Many multisport athletes employ traditional training methods, ignoring technique while relying on volume and intensity of workouts to improve results. Renowned coach Ken Mierke has coached nine national multisport champions and placed 28 multisport athletes on Team USA. His research proves that athletes who achieve optimal technique show a remarkable difference not just in performance, but also in endurance. In this book he shows runners how to use the body's natural shock-absorption system to dramatically reduce impact stress and keep their training injury-free. By maximizing both conditioning and technique, as detailed in this book, runners can become faster, stronger, and more efficient athletes.

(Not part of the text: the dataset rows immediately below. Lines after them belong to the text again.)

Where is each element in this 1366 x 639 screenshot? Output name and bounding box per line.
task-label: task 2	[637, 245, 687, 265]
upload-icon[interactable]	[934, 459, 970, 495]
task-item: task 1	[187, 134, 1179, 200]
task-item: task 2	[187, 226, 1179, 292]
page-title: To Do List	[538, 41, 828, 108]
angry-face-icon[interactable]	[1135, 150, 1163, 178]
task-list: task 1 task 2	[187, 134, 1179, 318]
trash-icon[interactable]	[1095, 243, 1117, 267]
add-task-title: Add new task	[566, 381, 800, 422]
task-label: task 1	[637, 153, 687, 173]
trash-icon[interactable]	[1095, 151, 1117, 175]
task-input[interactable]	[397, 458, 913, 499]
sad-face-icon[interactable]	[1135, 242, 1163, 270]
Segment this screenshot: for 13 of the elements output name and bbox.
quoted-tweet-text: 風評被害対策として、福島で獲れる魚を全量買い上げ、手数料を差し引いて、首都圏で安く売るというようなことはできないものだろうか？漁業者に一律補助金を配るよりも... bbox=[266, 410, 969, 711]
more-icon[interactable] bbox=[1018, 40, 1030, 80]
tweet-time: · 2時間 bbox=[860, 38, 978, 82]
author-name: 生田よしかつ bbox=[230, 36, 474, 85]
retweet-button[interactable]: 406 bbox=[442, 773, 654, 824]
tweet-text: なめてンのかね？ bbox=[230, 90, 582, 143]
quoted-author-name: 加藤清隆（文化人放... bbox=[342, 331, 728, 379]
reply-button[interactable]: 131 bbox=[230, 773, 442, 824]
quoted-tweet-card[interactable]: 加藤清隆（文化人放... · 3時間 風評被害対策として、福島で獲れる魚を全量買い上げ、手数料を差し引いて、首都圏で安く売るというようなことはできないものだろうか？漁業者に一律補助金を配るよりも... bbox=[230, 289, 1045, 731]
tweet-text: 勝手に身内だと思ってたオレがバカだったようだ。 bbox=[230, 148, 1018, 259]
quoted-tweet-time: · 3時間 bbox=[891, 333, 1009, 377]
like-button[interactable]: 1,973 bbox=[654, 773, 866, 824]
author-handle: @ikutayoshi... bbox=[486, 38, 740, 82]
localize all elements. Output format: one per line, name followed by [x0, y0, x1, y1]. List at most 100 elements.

Books about: Cost Accounting for Health Care Organizations or Professional Paralegal Job Search

Sacred Plant Medicine: The Wisdom in Native American Herbalism

Author: Stephen Harrod Buhner

NATIVE AMERICA / HERBALISM

“The first in-depth analysis of the processes used by Native Americans to communicate with the plant world for the purposes of healing human illness. It is a work long overdue by an author who himself ‘talks’ with plants as Native Americans have always done.”
WILLIAM S. LYON, author of The Encyclopedia of Native American Healing and Black Elk: The Sacred Ways of a Lakota

“Buhner articulates the sacred underpinnings of the herbal world and deep ecology as only a real ‘green man’ can.”
DAVID HOFFMANN, author of Medical Herbalism

As humans evolved on Earth they used plants for everything imaginable--food, weapons, baskets, clothes, shelter, and medicine. Indigenous peoples the world over have been able to gather knowledge of plant uses by communicating directly with plants and honoring the sacred relationship between themselves and the plant world. Because they locate their consciousness in the heart, they are able to use the intelligence of the heart to merge their consciousness with the consciousness of any living organism.

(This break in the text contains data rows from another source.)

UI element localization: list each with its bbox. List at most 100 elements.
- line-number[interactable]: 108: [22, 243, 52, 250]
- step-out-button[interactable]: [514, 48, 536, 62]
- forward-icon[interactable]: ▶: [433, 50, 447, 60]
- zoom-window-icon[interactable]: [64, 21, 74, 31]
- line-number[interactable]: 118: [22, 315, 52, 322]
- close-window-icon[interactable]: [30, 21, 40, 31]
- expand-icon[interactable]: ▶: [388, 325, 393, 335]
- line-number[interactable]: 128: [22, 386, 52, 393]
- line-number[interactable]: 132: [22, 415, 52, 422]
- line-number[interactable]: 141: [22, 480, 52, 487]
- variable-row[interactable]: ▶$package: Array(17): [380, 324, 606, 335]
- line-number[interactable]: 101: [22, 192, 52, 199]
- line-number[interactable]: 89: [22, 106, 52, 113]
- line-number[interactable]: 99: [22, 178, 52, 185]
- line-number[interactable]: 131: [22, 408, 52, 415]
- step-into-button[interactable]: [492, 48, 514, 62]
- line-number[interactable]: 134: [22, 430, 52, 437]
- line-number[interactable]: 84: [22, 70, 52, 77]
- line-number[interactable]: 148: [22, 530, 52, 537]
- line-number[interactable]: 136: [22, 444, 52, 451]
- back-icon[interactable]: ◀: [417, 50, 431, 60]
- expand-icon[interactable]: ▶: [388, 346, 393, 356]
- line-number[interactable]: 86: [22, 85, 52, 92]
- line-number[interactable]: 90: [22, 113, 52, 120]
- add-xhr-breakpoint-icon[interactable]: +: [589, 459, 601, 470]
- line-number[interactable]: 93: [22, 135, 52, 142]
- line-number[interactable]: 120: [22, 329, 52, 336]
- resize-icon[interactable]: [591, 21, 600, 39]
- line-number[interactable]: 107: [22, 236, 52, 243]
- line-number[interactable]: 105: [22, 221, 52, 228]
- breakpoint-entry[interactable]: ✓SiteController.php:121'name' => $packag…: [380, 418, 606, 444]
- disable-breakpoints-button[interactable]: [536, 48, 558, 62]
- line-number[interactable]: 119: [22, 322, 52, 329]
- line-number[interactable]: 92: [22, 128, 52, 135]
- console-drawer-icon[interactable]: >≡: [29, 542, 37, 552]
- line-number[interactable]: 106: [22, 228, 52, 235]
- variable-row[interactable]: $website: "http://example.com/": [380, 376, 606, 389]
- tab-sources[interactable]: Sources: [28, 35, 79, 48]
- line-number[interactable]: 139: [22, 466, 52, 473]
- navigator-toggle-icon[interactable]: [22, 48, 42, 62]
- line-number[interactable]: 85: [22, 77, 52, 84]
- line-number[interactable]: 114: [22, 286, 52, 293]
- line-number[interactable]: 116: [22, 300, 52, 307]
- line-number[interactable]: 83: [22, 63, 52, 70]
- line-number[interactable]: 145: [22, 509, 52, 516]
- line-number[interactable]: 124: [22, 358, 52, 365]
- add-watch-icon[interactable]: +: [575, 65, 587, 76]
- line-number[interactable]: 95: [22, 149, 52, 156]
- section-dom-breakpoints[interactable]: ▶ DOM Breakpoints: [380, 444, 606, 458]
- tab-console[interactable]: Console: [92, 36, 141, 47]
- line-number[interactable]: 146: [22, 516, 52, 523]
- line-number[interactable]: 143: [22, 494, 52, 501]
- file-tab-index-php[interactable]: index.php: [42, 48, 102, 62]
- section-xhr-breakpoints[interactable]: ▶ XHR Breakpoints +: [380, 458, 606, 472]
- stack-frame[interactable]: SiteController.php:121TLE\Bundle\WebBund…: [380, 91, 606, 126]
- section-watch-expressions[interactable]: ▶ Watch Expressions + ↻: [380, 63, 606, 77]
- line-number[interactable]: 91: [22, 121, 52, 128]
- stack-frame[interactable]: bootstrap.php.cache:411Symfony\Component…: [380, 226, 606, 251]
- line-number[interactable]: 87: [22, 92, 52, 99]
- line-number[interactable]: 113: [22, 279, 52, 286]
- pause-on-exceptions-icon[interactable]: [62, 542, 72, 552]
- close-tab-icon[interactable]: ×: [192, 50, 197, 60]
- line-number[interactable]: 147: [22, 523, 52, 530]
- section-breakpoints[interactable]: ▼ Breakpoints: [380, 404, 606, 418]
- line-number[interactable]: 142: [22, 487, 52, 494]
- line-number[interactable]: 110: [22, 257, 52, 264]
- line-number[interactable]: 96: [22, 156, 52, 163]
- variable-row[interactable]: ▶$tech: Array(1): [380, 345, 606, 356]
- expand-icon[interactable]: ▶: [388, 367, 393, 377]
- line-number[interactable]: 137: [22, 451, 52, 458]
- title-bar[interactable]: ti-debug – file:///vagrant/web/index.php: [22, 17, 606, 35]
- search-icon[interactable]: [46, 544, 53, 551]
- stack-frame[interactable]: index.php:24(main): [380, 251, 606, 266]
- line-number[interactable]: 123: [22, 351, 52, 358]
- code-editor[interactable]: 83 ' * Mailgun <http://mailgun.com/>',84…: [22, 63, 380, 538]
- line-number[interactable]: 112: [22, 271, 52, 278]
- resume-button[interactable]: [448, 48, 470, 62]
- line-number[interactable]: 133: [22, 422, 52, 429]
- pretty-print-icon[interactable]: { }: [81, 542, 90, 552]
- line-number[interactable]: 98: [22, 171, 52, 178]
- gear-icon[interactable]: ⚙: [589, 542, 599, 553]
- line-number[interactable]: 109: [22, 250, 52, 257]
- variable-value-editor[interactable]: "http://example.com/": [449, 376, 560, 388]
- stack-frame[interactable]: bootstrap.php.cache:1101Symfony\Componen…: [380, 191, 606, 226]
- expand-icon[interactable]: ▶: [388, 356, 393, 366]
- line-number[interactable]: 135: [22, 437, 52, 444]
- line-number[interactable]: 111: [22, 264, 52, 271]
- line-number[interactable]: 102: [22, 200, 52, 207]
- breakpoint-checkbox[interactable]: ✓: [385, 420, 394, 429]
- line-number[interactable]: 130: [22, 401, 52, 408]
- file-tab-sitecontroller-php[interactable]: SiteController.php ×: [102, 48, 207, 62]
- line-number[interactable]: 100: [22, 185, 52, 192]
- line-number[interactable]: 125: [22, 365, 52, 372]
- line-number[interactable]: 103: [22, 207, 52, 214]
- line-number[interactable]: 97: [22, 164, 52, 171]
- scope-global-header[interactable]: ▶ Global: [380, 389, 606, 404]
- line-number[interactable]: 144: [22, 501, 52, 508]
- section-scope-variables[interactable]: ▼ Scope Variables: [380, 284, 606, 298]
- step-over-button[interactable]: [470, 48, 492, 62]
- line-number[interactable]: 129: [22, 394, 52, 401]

In Sacred Plant Medicine Stephen Harrod Buhner looks at the long-standing relationship between indigenous peoples and plants and examines the techniques these cultures use to communicate with the plant world. He explores the sacred dimension of plant and human interactions--a territory where humans experience communications from plants as expressions of Spirit. For each healing plant described in the book, he presents medicinal uses, preparatory guidelines, and ceremonial elements such as prayers and medicinesongs associated with the use of the plant.

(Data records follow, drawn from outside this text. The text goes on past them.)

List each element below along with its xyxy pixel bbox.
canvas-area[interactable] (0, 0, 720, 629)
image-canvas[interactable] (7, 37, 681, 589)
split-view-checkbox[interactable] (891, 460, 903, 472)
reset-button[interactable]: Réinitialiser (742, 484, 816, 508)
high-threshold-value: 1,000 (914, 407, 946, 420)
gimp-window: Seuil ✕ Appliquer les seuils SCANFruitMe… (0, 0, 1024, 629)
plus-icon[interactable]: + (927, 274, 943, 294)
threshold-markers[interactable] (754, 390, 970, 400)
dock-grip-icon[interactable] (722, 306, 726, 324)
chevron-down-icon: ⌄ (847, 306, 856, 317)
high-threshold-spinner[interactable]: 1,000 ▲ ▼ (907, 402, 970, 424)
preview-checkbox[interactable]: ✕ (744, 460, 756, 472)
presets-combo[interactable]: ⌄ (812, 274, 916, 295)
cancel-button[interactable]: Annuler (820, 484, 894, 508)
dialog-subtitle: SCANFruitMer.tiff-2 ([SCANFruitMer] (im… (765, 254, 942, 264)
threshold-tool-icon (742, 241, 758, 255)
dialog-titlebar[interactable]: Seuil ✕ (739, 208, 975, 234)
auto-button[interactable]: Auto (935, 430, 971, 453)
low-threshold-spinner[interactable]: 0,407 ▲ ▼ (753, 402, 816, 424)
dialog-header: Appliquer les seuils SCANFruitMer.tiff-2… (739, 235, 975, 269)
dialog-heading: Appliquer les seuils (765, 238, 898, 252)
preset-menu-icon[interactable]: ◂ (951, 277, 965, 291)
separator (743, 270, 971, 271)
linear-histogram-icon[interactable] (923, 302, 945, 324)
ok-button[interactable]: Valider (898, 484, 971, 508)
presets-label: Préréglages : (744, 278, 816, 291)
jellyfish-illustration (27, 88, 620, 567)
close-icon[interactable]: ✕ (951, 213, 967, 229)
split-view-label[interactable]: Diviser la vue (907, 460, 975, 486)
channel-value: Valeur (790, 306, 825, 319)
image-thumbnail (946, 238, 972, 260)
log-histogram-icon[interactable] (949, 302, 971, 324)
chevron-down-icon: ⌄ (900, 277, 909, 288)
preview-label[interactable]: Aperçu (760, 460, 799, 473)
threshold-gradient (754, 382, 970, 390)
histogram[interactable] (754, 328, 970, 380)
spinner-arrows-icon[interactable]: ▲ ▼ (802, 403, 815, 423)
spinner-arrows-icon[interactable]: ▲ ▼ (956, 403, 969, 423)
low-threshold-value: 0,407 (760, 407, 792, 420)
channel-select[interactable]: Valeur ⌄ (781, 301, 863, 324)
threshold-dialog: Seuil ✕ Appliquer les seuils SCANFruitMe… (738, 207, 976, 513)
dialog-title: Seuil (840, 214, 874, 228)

STEPHEN HARROD BUHNER is an Earth Poet and senior researcher for the Foundation for Gaian Studies. He lectures throughout the United States on herbal medicine, the sacredness of plants, and the intelligence of nature. He is the author of nine works of nonfiction and one book of poetry, including The Secret Teachings of Plants and the award-winning The Lost Language of Plants.



Table of Contents:

Acknowledgments

Foreword by Brooke Medicine Eagle

Preface to the New Edition

Preface to the First Edition


1    The Sacred and the Earth

2    To Be Healed by the Earth

3    Visions of Sacred Plant Medicine

4    The Sacred Song of a Plant

5    Making Sacred Relationship with Plants

6    Healing in a Sacred Manner

7    Digging for Medicine: The Wildcrafting of Medicinal Plants

8    Making Plants into Medicine: The Technology of Herbalism

9    Ceremony: Making Deeper Relationship with Plants

10   Four Sacred Plants of the Rocky Mountain Region:
         Their Sacred Qualities and Uses as Medicine

11   A Short Compendium of Plants and Their Sacred Uses

12   The Birth of Gaia

Appendix: Wildcrafting Ethics and Guidelines
                     by the Rocky Mountain Herbalists’ Coalition

Notes

Suggested Readings and Herbal Apprenticeship Programs

Index

Stephen Harrod Buhner is an Earth poet and theaward-winning author of ten books on nature, indigenous cultures, the environment, and herbal medicine. He comes from a long line of healers including Leroy Burney, Surgeon General of the United States under Eisenhower and Kennedy, and Elizabeth Lusterheide, a midwife and herbalist who worked in rural Indiana in the early nineteenth century. The greatest influence on his work, however, has been his great-grandfather C.G. Harrod who primarily used botanical medicines, also in rural Indiana, when he began his work as a physician in 1911.

Stephen's work has appeared or been profiled in publications throughout North America and Europe including Common Boundary, Apotheosis, Shaman's Drum, The New York Times, CNN, and Good Morning America.